As if the escalating situation with North Korea wasn’t already scary enough, the Pentagon on Wednesday released more information on the ballistic missile test Pyongyang conducted on Tuesday, ominously declaring it “not one we’ve seen before.”
The missile was comprised of two parts, CNN reports, the first of which was known to U.S. intelligence. But the second part of the missile, which allowed it to travel further and officially made it an intercontinental ballistic missile, remains a mystery. The missile was also launched from a location that had never before been used for a weapons test, Pentagon spokesman Navy Captain Jeff Davis said Wednesday.
Davis said the ICBM, a classification given to missiles that can travel more than 3,400 miles, flew for 37 minutes on Tuesday before it landed off the coast of Japan. “We strongly condemn this act by North Korea. It is escalatory, it is destabilizing, it is also dangerous,” David said, noting that commercial planes and ships were at risk from the unannounced test.

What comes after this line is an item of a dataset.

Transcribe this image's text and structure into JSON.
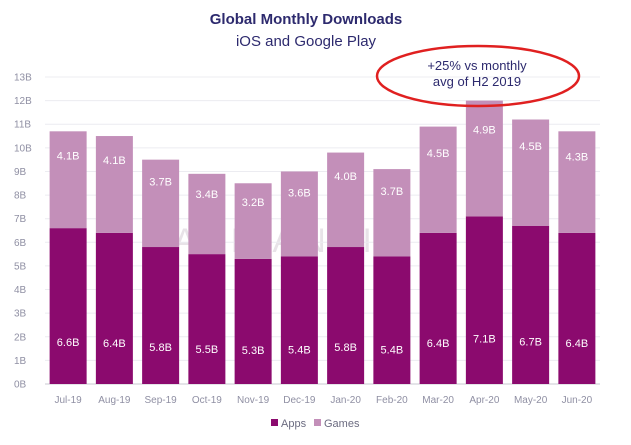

Meanwhile, U.N. envoy Nikki Haley had her own harsh words for North Korea at an urgent meeting called by South Korea and Japan. “The United States is prepared to use the full range of our capabilities to defend ourselves and our allies,” she said. “One of our capabilities lies with our considerable military forces. We will use them if we must, but we prefer not to have to go in that direction.”
Haley raised the specter of more sanctions for North Korea and added that countries that are trading with Pyongyang in violation of U.N. resolutions risk losing their own trading relationships with the U.S. “We will not look exclusively at North Korea; we will look at any country that chooses to do business with this outlaw regime,” she said.
“In the coming days,” Haley said, she will introduce a resolution “that raises the international response in a way that is proportionate to North Korea’s new escalation.” The idea already has detractors, most notably from Russia.